Greetings loyal followers. I apologize that you have not received any transmissions from me lately. I have continued sending them, but I think your inferior technology can not handle the sheer awesomeness of my messages. I have Dennis from the IT department working on the problem. He has created a temporary work around that is allowing me to communicate with you now. If that doesn't work, Vera has volunteered to hand deliver my transmissions to your galaxy (Vera simply is the bee's knees).
Before I begin, please enjoy this word from our sponsor...
Over the past few weeks, I have continued to try and generate revenue to repair the Deathstar. My attempts to remove the scumbags from their rented rooms has run into a snag. Apparently even losers can hire lawyers. I still don't understand why I can't just choke them all... but even I have a boss.
On a completely unrelated note, I would like to announce the grand opening of the Milky Way branch of Vader Academy. As the greatest and most celebrated Sith of all time, I felt it was my duty to share my secret methods for mastering the Dark Side with your galaxy. I just can't keep the information all to myself anymore. In addition to being the smartest, most successful and most attractive Sith Lord ever, I am also the most generous. I am offering all of you a huge opportunity to join this very prestigious and selective academy in order to learn the methods, techniques and strategies that made me the amazing Sith Lord that I am.
With the help of my hand picked instructors, I can turn anyone into a master of the Dark Side... including you!
The training will begin with a 100% free two hour introductory seminar right there on your home world, Earth. What could be more convenient that that? Most people would pay millions of credits to learn my proven Sith strategies, but because I am so amazing, I will give you this seminar for free.
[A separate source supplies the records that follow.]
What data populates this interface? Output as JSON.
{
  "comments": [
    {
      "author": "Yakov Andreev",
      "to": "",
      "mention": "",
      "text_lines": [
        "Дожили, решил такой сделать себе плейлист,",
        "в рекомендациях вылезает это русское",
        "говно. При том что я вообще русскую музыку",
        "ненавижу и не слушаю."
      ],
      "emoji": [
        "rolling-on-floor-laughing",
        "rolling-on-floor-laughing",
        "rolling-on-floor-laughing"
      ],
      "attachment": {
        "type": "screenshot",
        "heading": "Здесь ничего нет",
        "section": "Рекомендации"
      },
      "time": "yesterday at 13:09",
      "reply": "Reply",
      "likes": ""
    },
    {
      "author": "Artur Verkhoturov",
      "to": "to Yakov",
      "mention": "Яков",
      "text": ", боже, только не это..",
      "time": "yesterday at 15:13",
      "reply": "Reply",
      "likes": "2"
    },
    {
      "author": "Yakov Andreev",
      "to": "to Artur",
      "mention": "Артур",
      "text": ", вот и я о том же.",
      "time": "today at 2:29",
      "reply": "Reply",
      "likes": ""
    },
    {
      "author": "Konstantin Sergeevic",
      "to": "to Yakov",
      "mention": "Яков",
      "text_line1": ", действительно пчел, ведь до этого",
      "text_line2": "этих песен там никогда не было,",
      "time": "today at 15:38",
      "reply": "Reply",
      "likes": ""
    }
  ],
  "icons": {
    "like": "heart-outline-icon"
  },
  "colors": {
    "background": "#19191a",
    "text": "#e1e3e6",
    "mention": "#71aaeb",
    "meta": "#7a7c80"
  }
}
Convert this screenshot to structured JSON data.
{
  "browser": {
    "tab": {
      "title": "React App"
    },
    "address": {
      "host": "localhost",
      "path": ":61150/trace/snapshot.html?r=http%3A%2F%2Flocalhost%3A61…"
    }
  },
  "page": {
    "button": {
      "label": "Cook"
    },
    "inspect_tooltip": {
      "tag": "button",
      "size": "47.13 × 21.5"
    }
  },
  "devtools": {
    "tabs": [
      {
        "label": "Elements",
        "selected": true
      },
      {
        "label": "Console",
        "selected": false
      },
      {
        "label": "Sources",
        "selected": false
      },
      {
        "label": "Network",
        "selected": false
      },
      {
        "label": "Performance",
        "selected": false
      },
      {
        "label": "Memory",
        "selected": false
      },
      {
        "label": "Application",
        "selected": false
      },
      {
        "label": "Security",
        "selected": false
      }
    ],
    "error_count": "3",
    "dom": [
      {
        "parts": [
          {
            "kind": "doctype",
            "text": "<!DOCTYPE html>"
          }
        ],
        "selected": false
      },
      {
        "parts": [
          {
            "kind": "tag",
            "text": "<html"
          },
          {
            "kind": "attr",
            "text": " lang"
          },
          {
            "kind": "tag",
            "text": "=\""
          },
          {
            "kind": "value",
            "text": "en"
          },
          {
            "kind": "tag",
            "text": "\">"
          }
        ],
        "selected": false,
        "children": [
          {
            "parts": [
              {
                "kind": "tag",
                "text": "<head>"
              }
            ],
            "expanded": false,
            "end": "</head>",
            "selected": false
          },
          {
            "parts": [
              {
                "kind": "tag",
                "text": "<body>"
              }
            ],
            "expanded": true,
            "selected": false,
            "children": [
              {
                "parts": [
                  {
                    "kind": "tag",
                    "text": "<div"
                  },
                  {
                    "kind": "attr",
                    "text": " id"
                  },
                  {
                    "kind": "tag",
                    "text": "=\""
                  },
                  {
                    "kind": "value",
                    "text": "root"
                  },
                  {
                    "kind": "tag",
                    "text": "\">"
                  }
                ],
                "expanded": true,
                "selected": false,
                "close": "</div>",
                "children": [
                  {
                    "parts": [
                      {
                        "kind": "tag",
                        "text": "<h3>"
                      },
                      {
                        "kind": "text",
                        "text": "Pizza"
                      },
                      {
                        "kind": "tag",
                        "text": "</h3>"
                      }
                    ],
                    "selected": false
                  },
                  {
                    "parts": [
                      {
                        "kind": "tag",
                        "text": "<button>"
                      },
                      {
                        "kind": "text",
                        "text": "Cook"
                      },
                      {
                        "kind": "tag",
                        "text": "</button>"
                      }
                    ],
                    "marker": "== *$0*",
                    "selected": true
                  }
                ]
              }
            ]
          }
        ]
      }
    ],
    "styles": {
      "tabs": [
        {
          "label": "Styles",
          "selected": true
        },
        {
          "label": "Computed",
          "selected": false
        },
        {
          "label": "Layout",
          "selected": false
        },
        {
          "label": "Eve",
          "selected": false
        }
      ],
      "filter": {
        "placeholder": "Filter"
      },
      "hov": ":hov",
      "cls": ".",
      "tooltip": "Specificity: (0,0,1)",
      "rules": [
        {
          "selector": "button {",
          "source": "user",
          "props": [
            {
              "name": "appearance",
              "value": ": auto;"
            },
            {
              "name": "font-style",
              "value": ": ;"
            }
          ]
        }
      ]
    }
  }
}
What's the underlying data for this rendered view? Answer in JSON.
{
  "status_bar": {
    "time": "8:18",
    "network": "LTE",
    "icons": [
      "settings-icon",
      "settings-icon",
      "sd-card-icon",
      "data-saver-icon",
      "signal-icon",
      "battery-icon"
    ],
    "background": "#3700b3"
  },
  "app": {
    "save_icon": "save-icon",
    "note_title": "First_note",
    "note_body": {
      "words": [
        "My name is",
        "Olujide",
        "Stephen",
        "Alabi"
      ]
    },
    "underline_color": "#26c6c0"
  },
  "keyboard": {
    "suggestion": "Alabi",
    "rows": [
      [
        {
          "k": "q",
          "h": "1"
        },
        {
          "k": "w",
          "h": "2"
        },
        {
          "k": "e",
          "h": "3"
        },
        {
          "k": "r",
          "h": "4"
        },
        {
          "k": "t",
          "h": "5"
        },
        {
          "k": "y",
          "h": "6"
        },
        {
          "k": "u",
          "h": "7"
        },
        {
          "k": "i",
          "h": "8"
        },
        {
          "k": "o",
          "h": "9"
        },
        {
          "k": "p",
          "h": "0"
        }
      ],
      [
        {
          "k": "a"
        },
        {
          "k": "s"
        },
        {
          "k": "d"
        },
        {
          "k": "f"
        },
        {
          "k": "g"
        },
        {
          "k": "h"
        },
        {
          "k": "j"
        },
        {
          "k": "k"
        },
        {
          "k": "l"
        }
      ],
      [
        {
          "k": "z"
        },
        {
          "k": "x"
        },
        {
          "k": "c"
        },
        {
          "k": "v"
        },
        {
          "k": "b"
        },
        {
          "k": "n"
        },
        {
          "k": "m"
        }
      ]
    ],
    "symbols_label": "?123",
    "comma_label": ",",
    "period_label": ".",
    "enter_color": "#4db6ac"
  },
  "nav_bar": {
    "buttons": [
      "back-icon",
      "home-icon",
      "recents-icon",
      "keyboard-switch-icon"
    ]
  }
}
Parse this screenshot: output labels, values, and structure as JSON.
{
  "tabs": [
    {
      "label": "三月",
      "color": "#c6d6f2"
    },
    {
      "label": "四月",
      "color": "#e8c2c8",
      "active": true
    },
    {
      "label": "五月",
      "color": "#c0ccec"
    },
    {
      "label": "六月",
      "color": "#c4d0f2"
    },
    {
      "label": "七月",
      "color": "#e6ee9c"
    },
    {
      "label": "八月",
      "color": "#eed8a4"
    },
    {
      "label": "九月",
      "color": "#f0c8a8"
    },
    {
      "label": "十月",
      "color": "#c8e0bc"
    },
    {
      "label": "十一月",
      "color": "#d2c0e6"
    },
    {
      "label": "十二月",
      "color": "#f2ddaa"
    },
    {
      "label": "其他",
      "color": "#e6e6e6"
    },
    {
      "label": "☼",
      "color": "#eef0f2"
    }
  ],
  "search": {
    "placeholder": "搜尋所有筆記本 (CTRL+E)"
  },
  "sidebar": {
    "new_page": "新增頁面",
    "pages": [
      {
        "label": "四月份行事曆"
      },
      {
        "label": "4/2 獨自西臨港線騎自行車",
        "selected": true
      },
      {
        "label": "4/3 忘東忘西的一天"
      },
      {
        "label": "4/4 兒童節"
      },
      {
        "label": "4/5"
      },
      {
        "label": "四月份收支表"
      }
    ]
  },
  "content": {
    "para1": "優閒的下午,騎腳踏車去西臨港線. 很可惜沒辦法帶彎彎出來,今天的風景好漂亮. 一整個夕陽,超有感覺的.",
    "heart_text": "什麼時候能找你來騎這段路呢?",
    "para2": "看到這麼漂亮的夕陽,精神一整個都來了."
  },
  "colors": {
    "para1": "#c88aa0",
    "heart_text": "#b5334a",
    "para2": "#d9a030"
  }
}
Now you can ask anyone- I don't usually give anything away for free. But I will just for you. That is how much I care about you regular people of Earth.
I have manipulated the force more in a day than most masters do in a lifetime. I am living a life that many machine-men and machine-women only dream about. Now I'm ready to share — with Earthlings like you — the Vader process for mastering the Dark Side in today’s once-in-a-lifetime Midi-chlorian rich world.
Learning to ride the recent tidal wave of Midi-chlorians has never been faster or easier... until now!
I'm going to give you 2 hours of access to one of my amazing instructors AND priceless information... all for free.
10 Strategies you'll learn:
- How to force choke someone
- How to throw random boxes at losers
- How to sense when your son has a sister
- How to make your ex-bestfreind and teacher disappear into thin air
- How to feel someone's presence even when your boss does not
- How to scream Noooooooooo!
- How to hand out promotions
- How to accept apologies
- How to set goals
- How to knit
Not just anyone can be one of my instructors. Here are some examples of our highly trained and expert staff in action:
We have this guy who can open doors...
Some random baby...
A tiny cat...
And of course our head trainer...
But please don't just take my word for it... even though I am so smart, powerful and you should all trust everything I say.
My students master the Force and my instructors get rave reviews:
"My husband and I attended the seminar. Within weeks we were force choking the life out of losers!"
"We can't thank you enough. This workshop has changed our lives! Thanks to you, we found out our son has a sister!"
"Thank you so much Lord Vader. Your instructors were amazing. Now when the barista at Starbucks asks if I want skim milk, I can say 'Noooooooo!'"
"It seemed that everywhere I went, there were always random crates lying around. Now I can use the Force to throw them at people who are different than me."
"I kept running into my old teachers at the most awkward times... not anymore thanks to Vader Academy's proven and effective strategies!"
"As an H.R. Director, I have always struggled with taking someone's job away and giving it to one of his subordinates. Now I know I can just kill them. Thank you so much Lord Vader!"
"The other day, a man accidentally bumped into me with his shopping cart. I accepted his apology with a force choke. I could have never done this without Vader Academy!"
"This was the best use of my time ever. I never thought I could learn to knit! Vader Academy is the best!"
Although I will not be completing your training myself (I am far to important for that) I have been known to drop by these seminars. In fact, I happen to be in your galaxy when this seminar is scheduled. You never know who might show up at one of these terrific events. (I'm winking... but I know you can not tell.)
Posing with a life size cutout is the best you idiots can hope for.
No way is Lord Vader going to get anywhere near you suckers.
Register today for this life changing workshop at Vaderacademy.com or call 888-Vader. You'll learn everything you need to get started on your path to the Dark Side.
If you are not a Sith by December of 2016, you didn't attend my workshop.
Please do not send any of your Earth reporters to this seminar. We all know that reporters are not on the Dark Side and are not sympathetic to the cause. These reporters would try and dupe all of you out of the priceless training my team will provide.